3Qs: The evolution of profanity

#@&#! Profanity has long been a key element of American culture. We’re profane when we’re frustrated or telling a story or even when we’re watching TV, but how do words get labeled as profane and where do they come from? Here, Heather Littlefield, associate academic specialist and head advisor of the linguistics program in the College of Science, weighs in on society’s “bad words.”

Words are considered empty symbols until we attach meanings to them. How and why do certain words get labeled as profanity?

There are a number of ways in which words become “bad” words, but it usually takes time for words to become taboo, or profane. I’ll try to keep my examples clean in this discussion, but the process is the same for the really bad words, too.

For instance, many of our worst “four-letter words” in English stem from the differences between the French-speaking nobility who ruled England following the Norman Conquest of 1066. The English-speaking peasants absorbed some of the words that the nobles were using, but gave them a high-class spin. So while the French were referring to their houses (“maisons” in French), the English peasants adopted the word with the meaning of a very large, impressive house (“mansion”), and the English word “house” was left to mean something more basic. This happened with certain body parts, for example. So instead of saying “Pardon my French” when we curse, we should more rightly be saying, “Pardon my Old English.”
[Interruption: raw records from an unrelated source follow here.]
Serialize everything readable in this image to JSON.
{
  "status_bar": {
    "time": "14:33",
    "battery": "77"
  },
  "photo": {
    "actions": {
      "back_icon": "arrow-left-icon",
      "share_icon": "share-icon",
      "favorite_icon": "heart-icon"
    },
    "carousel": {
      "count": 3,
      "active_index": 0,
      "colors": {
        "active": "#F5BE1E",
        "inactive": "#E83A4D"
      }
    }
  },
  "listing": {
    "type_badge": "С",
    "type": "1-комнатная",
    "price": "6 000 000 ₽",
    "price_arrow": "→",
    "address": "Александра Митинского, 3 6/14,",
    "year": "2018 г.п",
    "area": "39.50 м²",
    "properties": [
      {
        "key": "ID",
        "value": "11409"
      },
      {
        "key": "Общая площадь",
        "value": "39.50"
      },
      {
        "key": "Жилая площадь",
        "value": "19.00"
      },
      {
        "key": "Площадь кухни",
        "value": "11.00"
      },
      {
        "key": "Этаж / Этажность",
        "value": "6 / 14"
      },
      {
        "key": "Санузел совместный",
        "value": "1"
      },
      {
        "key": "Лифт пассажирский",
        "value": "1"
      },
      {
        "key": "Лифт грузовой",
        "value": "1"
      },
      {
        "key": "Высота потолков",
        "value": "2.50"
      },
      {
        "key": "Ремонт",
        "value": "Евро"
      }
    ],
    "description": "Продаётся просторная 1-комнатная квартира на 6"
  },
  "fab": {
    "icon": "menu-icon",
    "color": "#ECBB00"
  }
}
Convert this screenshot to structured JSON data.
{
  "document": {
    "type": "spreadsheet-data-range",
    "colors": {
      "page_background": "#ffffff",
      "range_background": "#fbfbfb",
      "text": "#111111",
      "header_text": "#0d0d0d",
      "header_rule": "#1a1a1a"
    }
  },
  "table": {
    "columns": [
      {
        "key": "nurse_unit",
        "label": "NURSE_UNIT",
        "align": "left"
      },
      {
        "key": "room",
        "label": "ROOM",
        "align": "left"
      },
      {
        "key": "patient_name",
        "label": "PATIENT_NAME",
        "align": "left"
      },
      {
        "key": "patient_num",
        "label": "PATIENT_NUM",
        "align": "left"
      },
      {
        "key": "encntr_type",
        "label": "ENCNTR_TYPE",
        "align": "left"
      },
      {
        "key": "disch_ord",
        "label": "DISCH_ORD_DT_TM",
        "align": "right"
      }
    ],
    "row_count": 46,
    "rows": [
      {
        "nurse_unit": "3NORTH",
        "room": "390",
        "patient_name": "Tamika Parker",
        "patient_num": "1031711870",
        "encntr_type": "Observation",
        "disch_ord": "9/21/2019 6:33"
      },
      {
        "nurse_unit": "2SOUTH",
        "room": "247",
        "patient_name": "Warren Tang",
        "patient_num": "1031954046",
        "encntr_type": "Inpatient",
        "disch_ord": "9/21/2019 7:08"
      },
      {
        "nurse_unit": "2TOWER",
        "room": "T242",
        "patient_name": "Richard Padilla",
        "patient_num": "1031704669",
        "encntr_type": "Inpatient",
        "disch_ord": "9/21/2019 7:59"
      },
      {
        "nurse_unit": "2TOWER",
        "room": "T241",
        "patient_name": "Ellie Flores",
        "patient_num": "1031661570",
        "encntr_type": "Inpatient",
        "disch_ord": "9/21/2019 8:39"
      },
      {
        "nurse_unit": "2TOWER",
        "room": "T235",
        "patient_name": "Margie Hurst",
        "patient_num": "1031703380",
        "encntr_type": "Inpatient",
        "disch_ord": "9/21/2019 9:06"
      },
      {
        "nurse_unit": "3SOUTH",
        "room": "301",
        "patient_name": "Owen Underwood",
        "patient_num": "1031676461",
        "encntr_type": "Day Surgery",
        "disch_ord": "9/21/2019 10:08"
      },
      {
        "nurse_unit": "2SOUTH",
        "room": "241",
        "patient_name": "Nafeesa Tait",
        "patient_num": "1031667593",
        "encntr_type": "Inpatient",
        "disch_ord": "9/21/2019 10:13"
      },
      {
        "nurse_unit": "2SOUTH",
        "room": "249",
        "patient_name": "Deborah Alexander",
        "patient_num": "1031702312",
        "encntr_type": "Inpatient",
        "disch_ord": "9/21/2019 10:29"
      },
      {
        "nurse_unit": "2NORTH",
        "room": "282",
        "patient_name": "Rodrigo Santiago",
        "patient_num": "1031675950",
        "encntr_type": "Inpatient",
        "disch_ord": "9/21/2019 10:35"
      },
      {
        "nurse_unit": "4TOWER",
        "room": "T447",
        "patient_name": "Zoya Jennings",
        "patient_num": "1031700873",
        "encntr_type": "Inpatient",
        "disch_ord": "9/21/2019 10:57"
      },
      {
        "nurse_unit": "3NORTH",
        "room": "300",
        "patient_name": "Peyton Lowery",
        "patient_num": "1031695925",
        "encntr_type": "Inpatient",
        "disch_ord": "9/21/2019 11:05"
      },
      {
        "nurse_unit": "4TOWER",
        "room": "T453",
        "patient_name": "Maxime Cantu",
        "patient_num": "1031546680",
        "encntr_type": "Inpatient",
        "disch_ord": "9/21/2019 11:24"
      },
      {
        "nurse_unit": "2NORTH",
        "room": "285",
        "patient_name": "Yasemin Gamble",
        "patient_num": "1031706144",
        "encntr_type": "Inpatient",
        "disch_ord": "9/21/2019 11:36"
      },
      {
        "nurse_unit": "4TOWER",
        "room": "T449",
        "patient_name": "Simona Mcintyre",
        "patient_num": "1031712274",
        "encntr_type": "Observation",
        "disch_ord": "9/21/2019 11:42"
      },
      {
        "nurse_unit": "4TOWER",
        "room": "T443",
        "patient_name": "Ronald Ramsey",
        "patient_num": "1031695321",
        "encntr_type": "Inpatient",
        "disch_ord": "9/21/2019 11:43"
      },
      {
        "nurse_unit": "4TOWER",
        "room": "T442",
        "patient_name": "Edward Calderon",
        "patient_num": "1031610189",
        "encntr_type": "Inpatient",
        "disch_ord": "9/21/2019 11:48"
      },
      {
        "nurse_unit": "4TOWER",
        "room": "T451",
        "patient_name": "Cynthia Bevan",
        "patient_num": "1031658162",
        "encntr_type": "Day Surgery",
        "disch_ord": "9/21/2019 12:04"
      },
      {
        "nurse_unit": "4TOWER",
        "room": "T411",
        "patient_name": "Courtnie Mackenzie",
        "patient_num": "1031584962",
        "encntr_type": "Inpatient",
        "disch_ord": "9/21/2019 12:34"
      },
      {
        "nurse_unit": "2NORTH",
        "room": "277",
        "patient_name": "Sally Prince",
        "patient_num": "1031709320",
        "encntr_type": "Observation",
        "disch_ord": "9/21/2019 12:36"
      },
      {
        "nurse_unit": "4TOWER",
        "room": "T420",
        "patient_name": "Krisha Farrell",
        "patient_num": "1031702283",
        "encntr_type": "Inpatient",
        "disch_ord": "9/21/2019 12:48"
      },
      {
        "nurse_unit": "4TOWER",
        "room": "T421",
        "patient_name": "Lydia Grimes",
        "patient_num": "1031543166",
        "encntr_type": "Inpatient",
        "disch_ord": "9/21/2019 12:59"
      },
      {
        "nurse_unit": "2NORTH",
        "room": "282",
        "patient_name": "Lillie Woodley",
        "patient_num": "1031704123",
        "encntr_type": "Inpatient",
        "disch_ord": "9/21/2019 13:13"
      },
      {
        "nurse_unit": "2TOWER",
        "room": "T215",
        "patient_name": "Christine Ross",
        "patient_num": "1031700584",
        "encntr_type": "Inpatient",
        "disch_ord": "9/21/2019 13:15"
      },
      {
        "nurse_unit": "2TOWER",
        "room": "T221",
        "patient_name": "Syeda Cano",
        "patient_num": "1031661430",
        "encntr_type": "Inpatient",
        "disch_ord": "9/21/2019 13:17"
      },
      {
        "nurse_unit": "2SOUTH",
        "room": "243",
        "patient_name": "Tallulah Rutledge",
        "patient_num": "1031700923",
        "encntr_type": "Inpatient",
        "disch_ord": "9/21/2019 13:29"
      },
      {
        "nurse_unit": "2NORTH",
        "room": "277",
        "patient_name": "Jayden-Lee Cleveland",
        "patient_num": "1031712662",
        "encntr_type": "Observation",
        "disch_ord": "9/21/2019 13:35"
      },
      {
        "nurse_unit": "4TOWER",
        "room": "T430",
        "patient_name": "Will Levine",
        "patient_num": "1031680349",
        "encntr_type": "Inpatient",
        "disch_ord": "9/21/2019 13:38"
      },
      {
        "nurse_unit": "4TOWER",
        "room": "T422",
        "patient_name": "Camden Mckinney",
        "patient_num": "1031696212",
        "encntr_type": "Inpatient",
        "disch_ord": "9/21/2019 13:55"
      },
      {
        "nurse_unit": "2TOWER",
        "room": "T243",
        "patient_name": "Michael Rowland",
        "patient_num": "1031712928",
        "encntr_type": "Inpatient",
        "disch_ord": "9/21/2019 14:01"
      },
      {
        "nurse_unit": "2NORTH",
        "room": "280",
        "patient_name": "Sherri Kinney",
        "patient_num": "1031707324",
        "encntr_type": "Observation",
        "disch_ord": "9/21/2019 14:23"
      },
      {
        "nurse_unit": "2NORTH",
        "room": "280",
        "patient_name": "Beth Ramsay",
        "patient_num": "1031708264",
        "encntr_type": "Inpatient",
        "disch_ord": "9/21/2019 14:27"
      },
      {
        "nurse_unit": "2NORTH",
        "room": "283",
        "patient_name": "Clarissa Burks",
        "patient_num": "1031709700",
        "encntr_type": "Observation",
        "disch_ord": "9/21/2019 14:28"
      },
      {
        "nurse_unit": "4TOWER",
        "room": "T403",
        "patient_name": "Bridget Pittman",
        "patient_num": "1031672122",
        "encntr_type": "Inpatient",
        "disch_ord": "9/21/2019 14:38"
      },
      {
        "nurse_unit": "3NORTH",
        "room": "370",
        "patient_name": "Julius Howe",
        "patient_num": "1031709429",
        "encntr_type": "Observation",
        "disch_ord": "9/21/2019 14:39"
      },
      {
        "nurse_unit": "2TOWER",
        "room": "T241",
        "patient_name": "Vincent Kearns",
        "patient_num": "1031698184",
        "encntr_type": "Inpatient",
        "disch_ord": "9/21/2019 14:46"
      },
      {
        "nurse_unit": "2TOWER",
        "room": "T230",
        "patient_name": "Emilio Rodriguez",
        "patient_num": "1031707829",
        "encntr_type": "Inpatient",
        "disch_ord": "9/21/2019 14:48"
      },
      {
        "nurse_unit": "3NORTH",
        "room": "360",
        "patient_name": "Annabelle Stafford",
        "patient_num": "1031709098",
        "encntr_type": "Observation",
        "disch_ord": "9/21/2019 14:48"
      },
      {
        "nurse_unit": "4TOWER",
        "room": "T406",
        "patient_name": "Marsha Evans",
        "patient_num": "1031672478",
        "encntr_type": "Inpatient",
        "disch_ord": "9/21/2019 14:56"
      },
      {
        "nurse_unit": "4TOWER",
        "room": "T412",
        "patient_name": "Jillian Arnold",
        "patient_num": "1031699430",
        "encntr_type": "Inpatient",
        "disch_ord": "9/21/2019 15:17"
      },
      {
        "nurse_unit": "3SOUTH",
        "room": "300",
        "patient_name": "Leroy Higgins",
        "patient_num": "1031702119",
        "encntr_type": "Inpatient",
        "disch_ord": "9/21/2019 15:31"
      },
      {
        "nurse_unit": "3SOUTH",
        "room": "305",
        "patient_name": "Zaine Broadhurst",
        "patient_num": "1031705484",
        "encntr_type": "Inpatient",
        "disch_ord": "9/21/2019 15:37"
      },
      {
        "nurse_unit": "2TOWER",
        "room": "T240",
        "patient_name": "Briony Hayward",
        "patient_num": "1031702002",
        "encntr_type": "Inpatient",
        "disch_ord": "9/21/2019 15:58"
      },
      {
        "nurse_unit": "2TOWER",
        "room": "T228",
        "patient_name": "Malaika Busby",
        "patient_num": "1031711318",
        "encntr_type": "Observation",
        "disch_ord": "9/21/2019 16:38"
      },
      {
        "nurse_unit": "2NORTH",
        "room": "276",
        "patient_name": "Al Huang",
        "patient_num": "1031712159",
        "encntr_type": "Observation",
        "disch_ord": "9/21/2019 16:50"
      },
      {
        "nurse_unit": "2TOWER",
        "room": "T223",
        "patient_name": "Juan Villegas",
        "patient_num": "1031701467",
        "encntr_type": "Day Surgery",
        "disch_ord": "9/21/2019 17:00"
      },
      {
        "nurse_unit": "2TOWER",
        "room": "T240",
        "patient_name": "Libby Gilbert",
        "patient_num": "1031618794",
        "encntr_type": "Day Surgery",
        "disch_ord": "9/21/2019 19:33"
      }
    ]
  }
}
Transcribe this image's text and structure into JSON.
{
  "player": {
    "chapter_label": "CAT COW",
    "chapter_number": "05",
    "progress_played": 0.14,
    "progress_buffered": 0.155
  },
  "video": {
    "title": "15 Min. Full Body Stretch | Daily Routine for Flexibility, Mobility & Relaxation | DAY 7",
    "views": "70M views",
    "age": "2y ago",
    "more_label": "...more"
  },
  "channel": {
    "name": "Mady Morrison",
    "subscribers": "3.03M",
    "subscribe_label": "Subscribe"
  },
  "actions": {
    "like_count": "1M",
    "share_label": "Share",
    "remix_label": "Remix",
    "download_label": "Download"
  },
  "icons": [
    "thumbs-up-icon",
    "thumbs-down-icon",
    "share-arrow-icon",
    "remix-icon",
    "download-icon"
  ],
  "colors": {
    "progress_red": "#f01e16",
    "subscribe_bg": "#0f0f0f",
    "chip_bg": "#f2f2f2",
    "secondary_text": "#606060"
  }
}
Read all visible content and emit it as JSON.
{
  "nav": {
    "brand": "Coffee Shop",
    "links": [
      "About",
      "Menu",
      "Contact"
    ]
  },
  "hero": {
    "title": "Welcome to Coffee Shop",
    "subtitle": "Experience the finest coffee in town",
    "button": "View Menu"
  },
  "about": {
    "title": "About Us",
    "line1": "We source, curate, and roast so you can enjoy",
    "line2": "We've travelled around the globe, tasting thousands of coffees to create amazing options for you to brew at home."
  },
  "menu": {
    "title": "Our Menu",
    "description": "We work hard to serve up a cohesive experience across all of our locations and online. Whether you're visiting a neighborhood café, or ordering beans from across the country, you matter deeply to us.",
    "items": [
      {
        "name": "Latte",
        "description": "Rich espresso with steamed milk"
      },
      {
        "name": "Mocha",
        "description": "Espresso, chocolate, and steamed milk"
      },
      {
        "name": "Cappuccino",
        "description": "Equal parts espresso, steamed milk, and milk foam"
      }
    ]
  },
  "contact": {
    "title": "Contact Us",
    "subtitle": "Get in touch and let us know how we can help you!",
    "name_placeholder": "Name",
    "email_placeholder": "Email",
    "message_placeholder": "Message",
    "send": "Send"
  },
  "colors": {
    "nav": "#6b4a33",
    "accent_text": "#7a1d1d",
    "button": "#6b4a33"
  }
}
One typical process is that the word gradually becomes contaminated, necessitating another euphemism to take its place. For example, the word “toilet,” which originally referred to a dressing table covering, came to refer to the room where the chamber pot is kept. Then, gradually, the term came to feel dirty and people needed a new, clean way to refer to this same place. So they started to use “bathroom” (whether there is a bathtub or not). But then after time this, too, became more contaminated, and another euphemism was created: “ladies’ room.”

Do profane words carry special weight? Would curses lose their appeal if stigma were not attached to using them?

Yes! If they weren’t considered extremely bad or dirty, then they would have no power or emphatic force whatsoever. It would be like trying to swear with a word like “flower.” Can you imagine, “Oh, flower! I broke the window!”? It sounds funny, because it doesn’t have that extremely negative meaning for us. Similarly, second-language learners often get into trouble because they learn a few swear words in the language they are studying and then they use those words too casually when they are traveling or living abroad. While the words are very profane for the native speakers of the language, the learner doesn’t feel that same sense of force — they don’t feel as bad as the swear words in the learner’s native language.

Is profanity becoming more accepted by society or is it still considered taboo?

Norms of using profanity really vary widely and depend on a range of factors. For example, regional dialects have different norms for the use of profanity. Now that I live in Boston, I’ve absorbed these local norms and I find that when I return to visit my home state of Idaho, I shock people with my casual and more frequent use of profanity. The speaker’s gender and age can also play a role: Women generally use less and milder profanity than men, and there are times of life when speakers use more or less profanity. For example, people may make more use of profanity in their college years, but then reduce their rates of cursing as they take on professional roles and become parents.

And speakers often have different views of others’ use of curse words. For instance, people are more likely to have negative views of women’s cursing than men’s cursing. And, of course, context plays a role: Think of telling a story to a group of friends at a bar on Friday night after work and telling that same story to your grandmother. Odds are that your use of profanity will be greater in the former context.